Ce mardi 20 février, l’Alliance pour le logement en Bourgogne-Franche-Comté s’est réunie à Perrigny-lès-Dijon pour faire entendre les difficultés du secteur. Exsangues, les acteurs régionaux haussent le ton et demandent un plan d’action immédiat.
Par Amélie Brenon
« Il y a urgence ! » Le cri du cœur est collectif. Fédération française du Bâtiment (FFB), Union sociale pour l’habitat (USH), Fédération nationale de l’immobilier (FNAIM) et bien d’autres encore : réunis sous la même bannière, les acteurs du logement en Bourgogne-Franche-Comté ont organisé une opération coup de poing depuis Perrigny-lès-Dijon. Ici, dans le futur quartier « Les Charmes du Petit Bois », programmes privés et publics sont à l’arrêt.
Un exemple local parmi tant d’autres, révélateur des profondes difficultés que connaissent les secteurs de la construction et du logement, impactant directement leur million et demi d’actifs (6% de l’emploi en France) pour environ 6% du PIB.

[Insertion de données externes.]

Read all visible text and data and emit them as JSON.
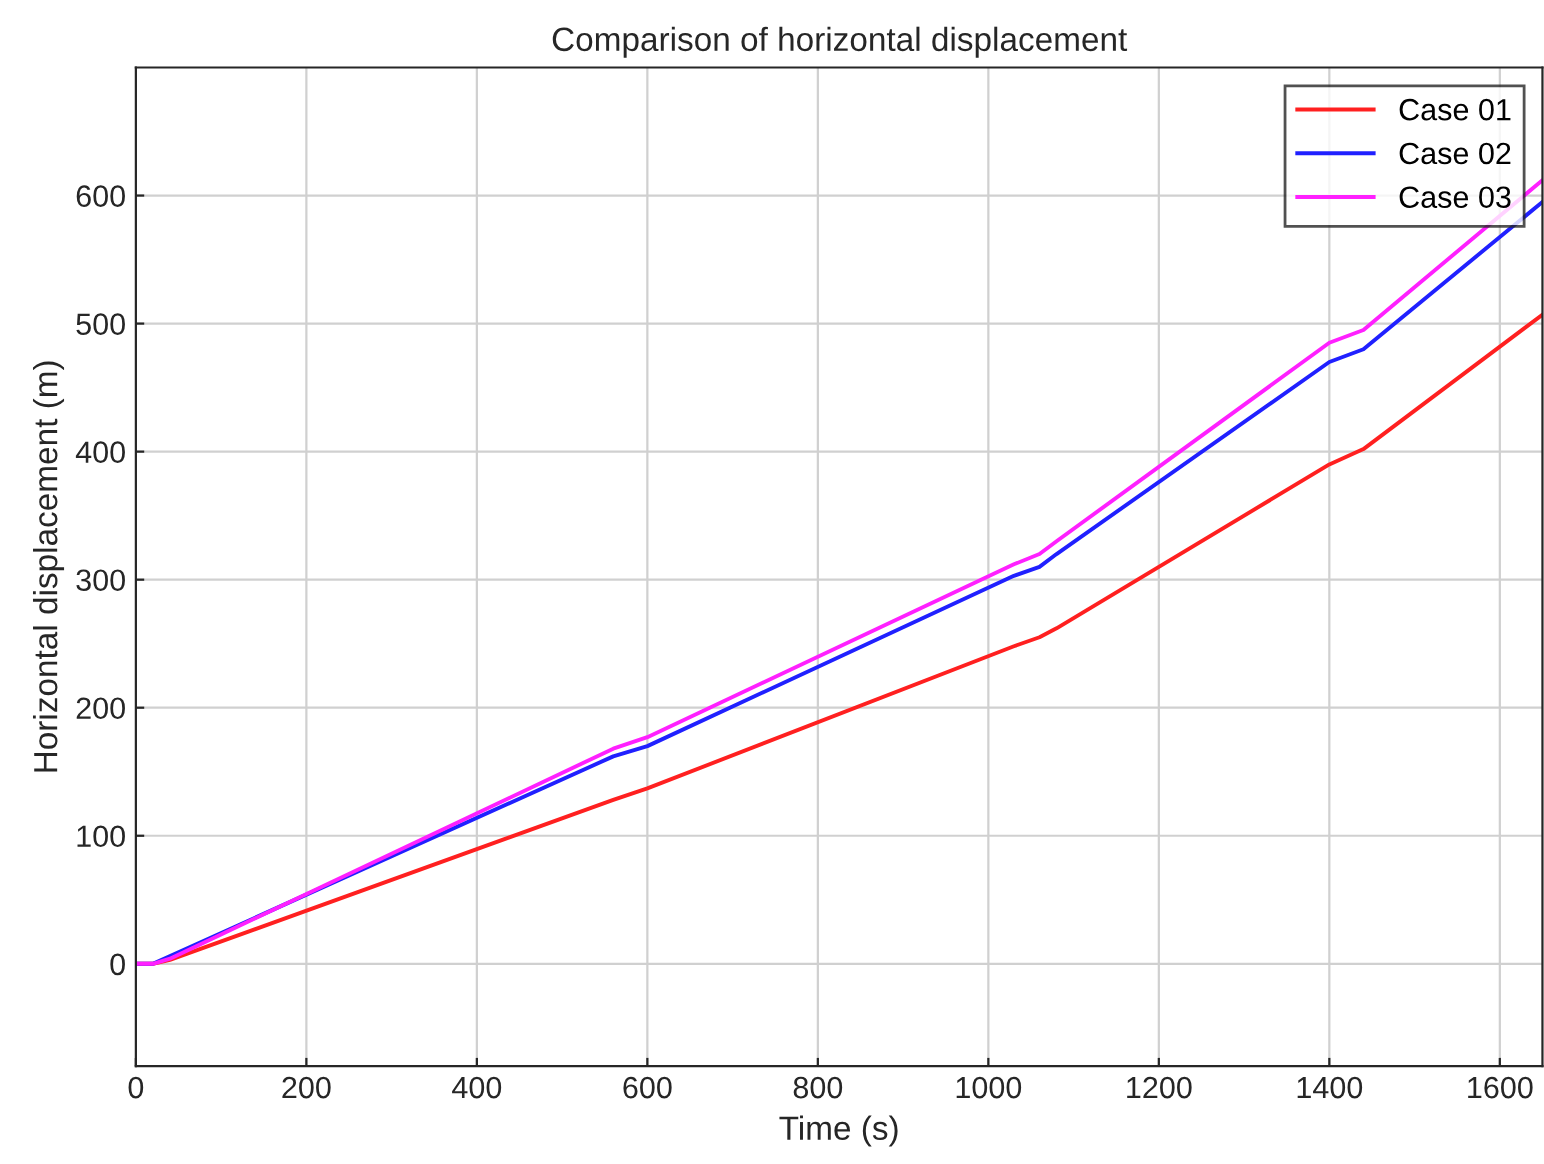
{
  "chart_data": {
    "type": "line",
    "title": "Comparison of horizontal displacement",
    "xlabel": "Time (s)",
    "ylabel": "Horizontal displacement (m)",
    "xlim": [
      0,
      1650
    ],
    "ylim": [
      -80,
      700
    ],
    "xticks": [
      0,
      200,
      400,
      600,
      800,
      1000,
      1200,
      1400,
      1600
    ],
    "yticks": [
      0,
      100,
      200,
      300,
      400,
      500,
      600
    ],
    "grid": true,
    "legend": "top right",
    "marker": "none",
    "line_style": "solid",
    "series": [
      {
        "name": "Case 01",
        "color": "#ff2020",
        "x": [
          0,
          20,
          40,
          560,
          600,
          1030,
          1060,
          1080,
          1400,
          1440,
          1650
        ],
        "values": [
          0,
          0,
          3,
          128,
          137,
          248,
          255,
          262,
          390,
          402,
          507
        ]
      },
      {
        "name": "Case 02",
        "color": "#2020ff",
        "x": [
          0,
          20,
          560,
          600,
          1030,
          1060,
          1080,
          1400,
          1440,
          1650
        ],
        "values": [
          0,
          0,
          162,
          170,
          303,
          310,
          320,
          470,
          480,
          595
        ]
      },
      {
        "name": "Case 03",
        "color": "#ff20ff",
        "x": [
          0,
          20,
          40,
          560,
          600,
          1030,
          1060,
          1080,
          1400,
          1440,
          1650
        ],
        "values": [
          0,
          0,
          4,
          168,
          177,
          312,
          320,
          330,
          485,
          495,
          612
        ]
      }
    ]
  }
}
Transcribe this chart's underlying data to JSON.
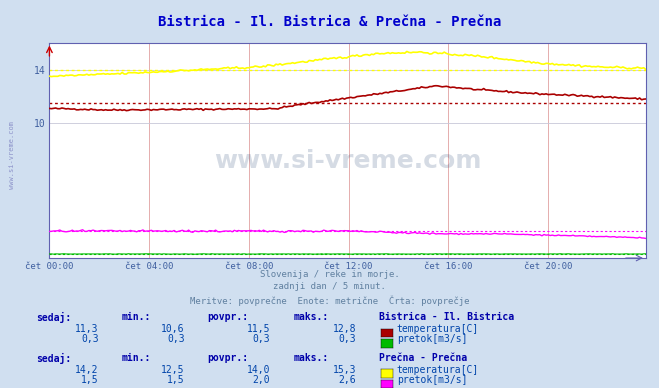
{
  "title": "Bistrica - Il. Bistrica & Prečna - Prečna",
  "title_color": "#0000cc",
  "bg_color": "#d0dff0",
  "plot_bg_color": "#ffffff",
  "grid_color": "#c8c8d8",
  "grid_color_v": "#e8c0c0",
  "xlabel_ticks": [
    "čet 00:00",
    "čet 04:00",
    "čet 08:00",
    "čet 12:00",
    "čet 16:00",
    "čet 20:00"
  ],
  "ytick_labels": [
    "10",
    "14"
  ],
  "ytick_vals": [
    10,
    14
  ],
  "axis_color": "#6060b0",
  "tick_color": "#4060a0",
  "subtitle_lines": [
    "Slovenija / reke in morje.",
    "zadnji dan / 5 minut.",
    "Meritve: povprečne  Enote: metrične  Črta: povprečje"
  ],
  "subtitle_color": "#6080a0",
  "watermark_text": "www.si-vreme.com",
  "watermark_color": "#1a3a6a",
  "watermark_alpha": 0.18,
  "n_points": 288,
  "bistrica_temp_avg": 11.5,
  "precna_temp_avg": 14.0,
  "bistrica_flow_avg": 0.3,
  "precna_flow_avg": 2.0,
  "color_bistrica_temp": "#aa0000",
  "color_bistrica_flow": "#00bb00",
  "color_precna_temp": "#ffff00",
  "color_precna_flow": "#ff00ff",
  "ymin": 0.0,
  "ymax": 16.0,
  "table_header_color": "#0000aa",
  "table_value_color": "#0044aa",
  "stat_bistrica": {
    "sedaj": "11,3",
    "min": "10,6",
    "povpr": "11,5",
    "maks": "12,8"
  },
  "stat_bistrica_flow": {
    "sedaj": "0,3",
    "min": "0,3",
    "povpr": "0,3",
    "maks": "0,3"
  },
  "stat_precna": {
    "sedaj": "14,2",
    "min": "12,5",
    "povpr": "14,0",
    "maks": "15,3"
  },
  "stat_precna_flow": {
    "sedaj": "1,5",
    "min": "1,5",
    "povpr": "2,0",
    "maks": "2,6"
  }
}
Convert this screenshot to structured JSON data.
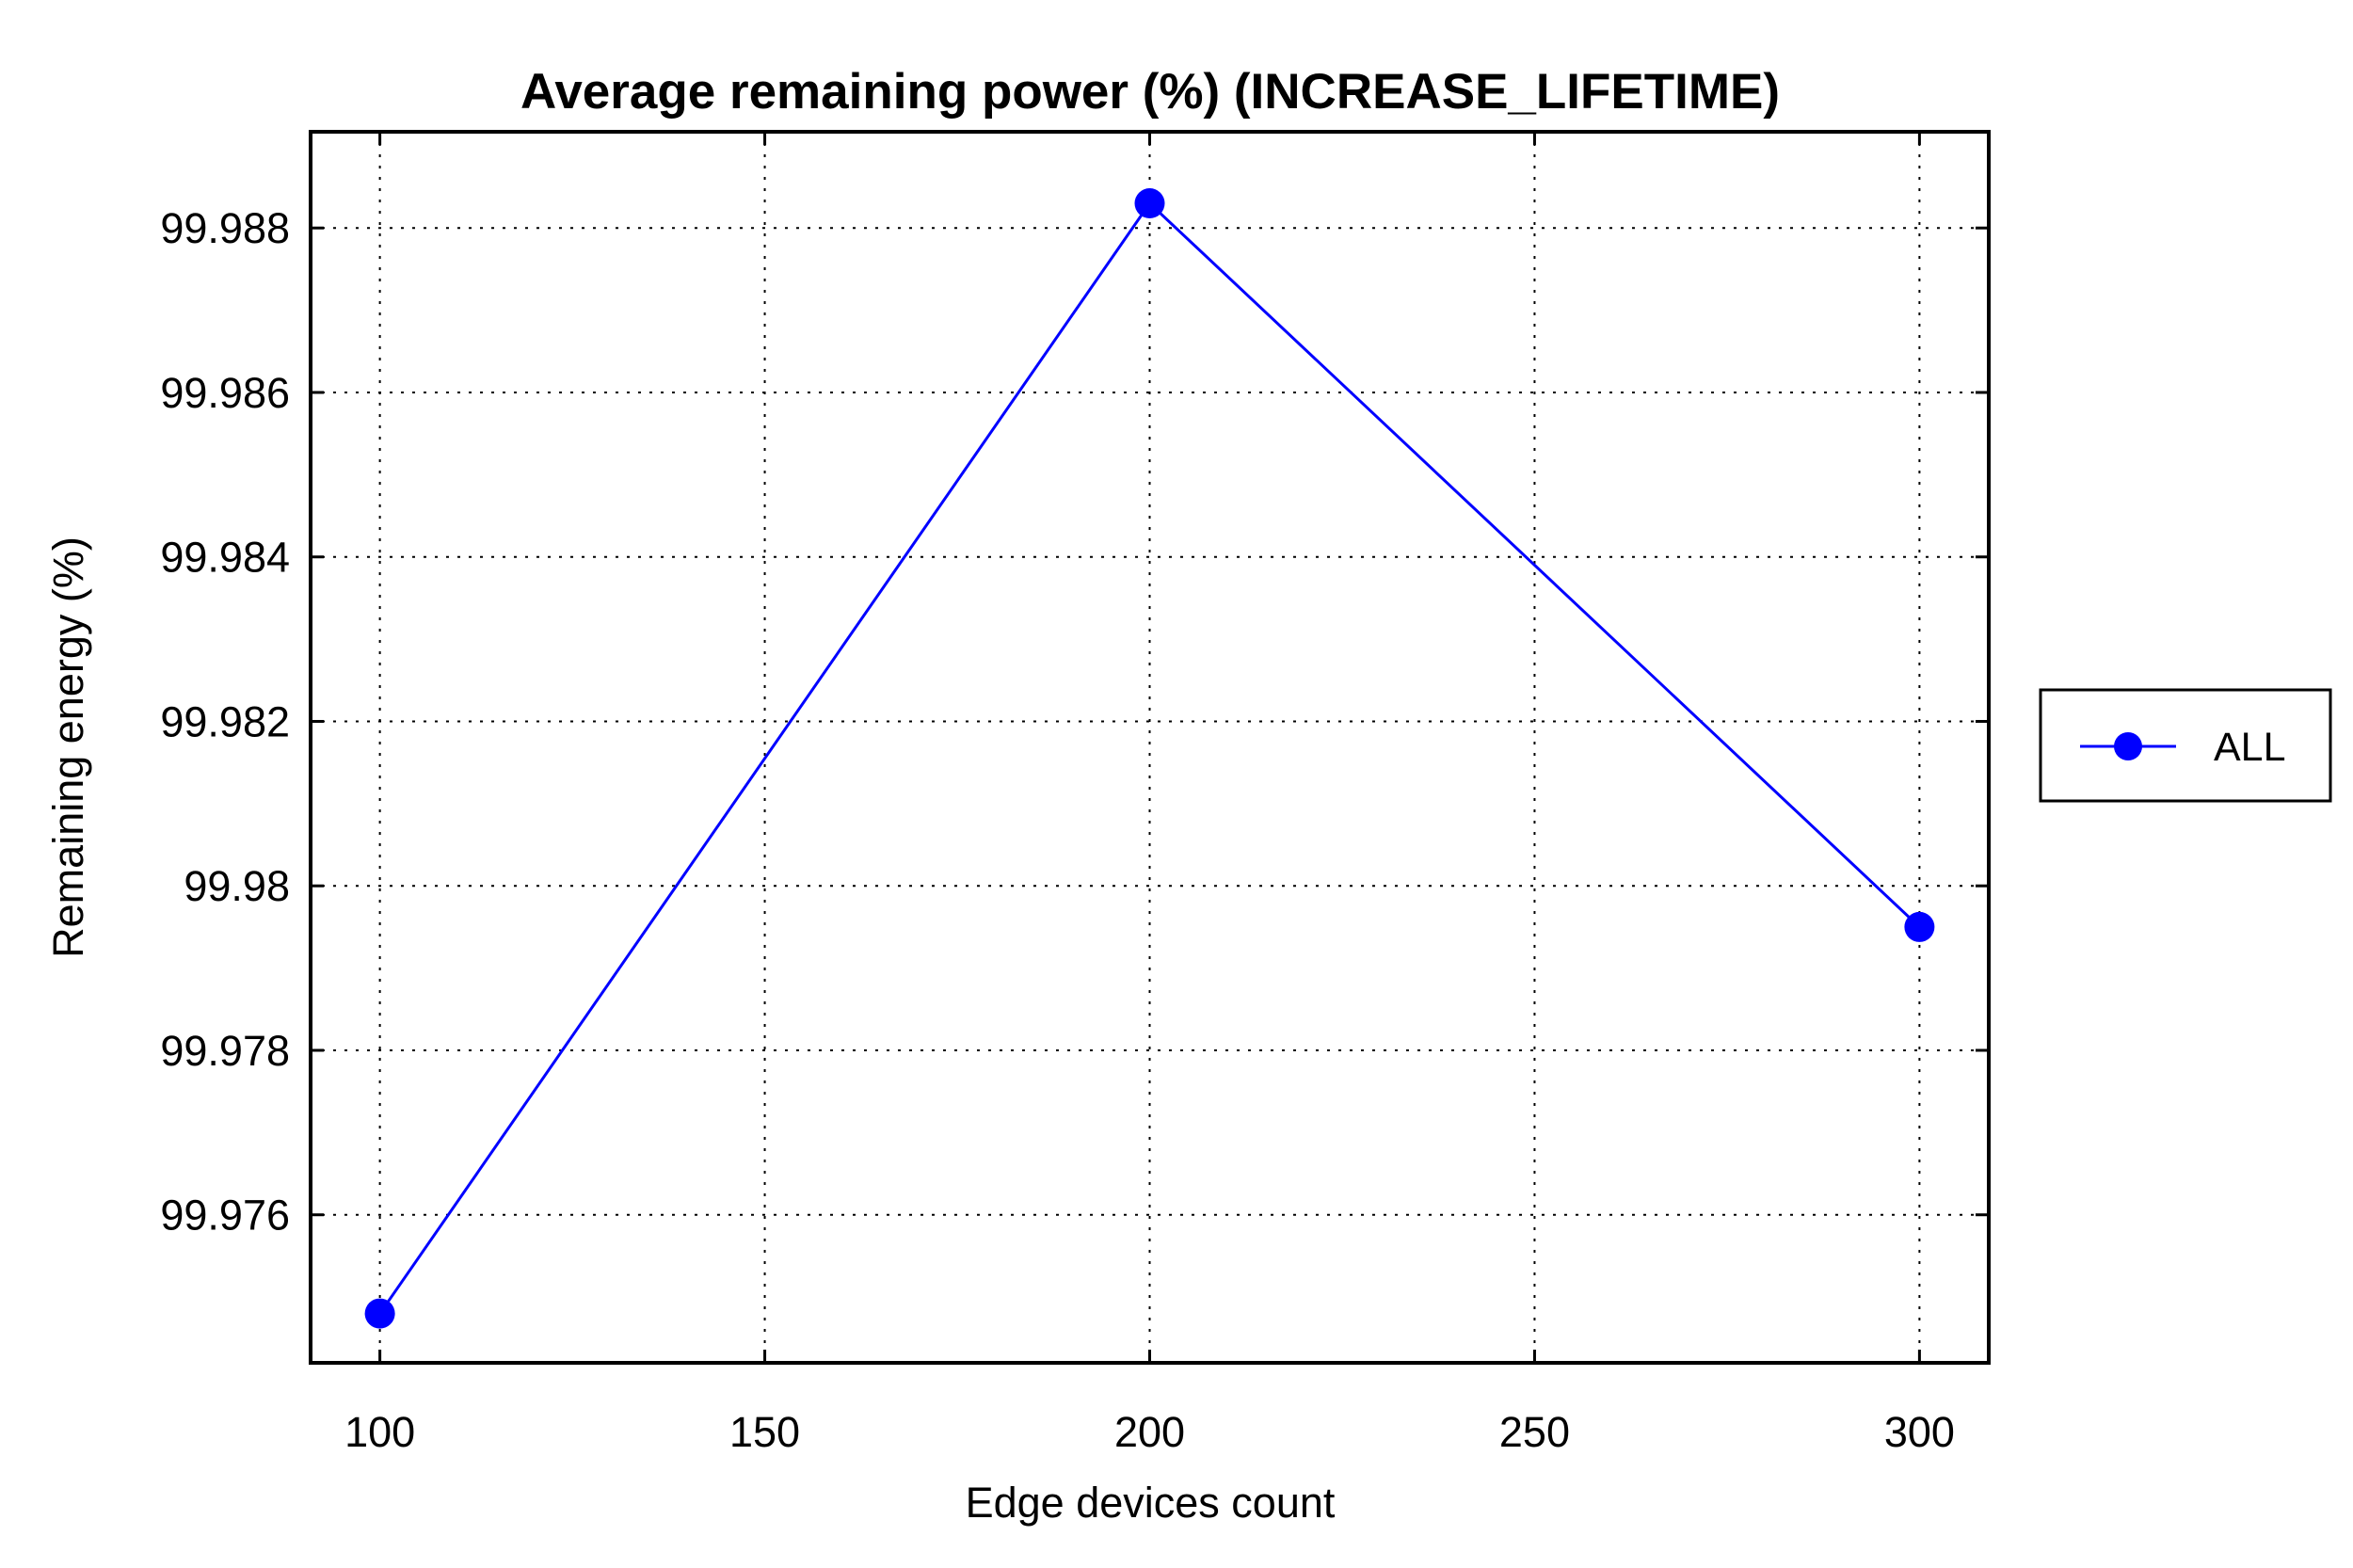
{
  "chart_data": {
    "type": "line",
    "title": "Average remaining power (%) (INCREASE_LIFETIME)",
    "xlabel": "Edge devices count",
    "ylabel": "Remaining energy (%)",
    "x": [
      100,
      200,
      300
    ],
    "series": [
      {
        "name": "ALL",
        "values": [
          99.9748,
          99.9883,
          99.9795
        ],
        "color": "#0000ff"
      }
    ],
    "xticks": [
      100,
      150,
      200,
      250,
      300
    ],
    "xtick_labels": [
      "100",
      "150",
      "200",
      "250",
      "300"
    ],
    "yticks": [
      99.976,
      99.978,
      99.98,
      99.982,
      99.984,
      99.986,
      99.988
    ],
    "ytick_labels": [
      "99.976",
      "99.978",
      "99.98",
      "99.982",
      "99.984",
      "99.986",
      "99.988"
    ],
    "xlim": [
      91,
      309
    ],
    "ylim": [
      99.9742,
      99.98917
    ],
    "grid": true,
    "legend_position": "outside-right"
  }
}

Premier constat implacable : la hausse des taux d’intérêt a rendu difficile l’accès à la propriété pour les ménages. « L’effondrement de la demande est la cause principale de la crise », rapporte Corinne Deseille. La présidente régionale de la FFB constate en outre « un recul de 17% de la mise en chantier à fin novembre, en cumul de douze mois ». Une situation qui impacte les entreprises du bâtiment, confrontées à l’épuisement de leurs carnets de commandes. « Avec 286 000 mises en chantier en 2023, nous frôlons le niveau bas de 1993. La France pourrait perdre jusqu’à 150 000 emplois sur deux ans », alerte son homologue côte-d’orien Stéphane Gazelle.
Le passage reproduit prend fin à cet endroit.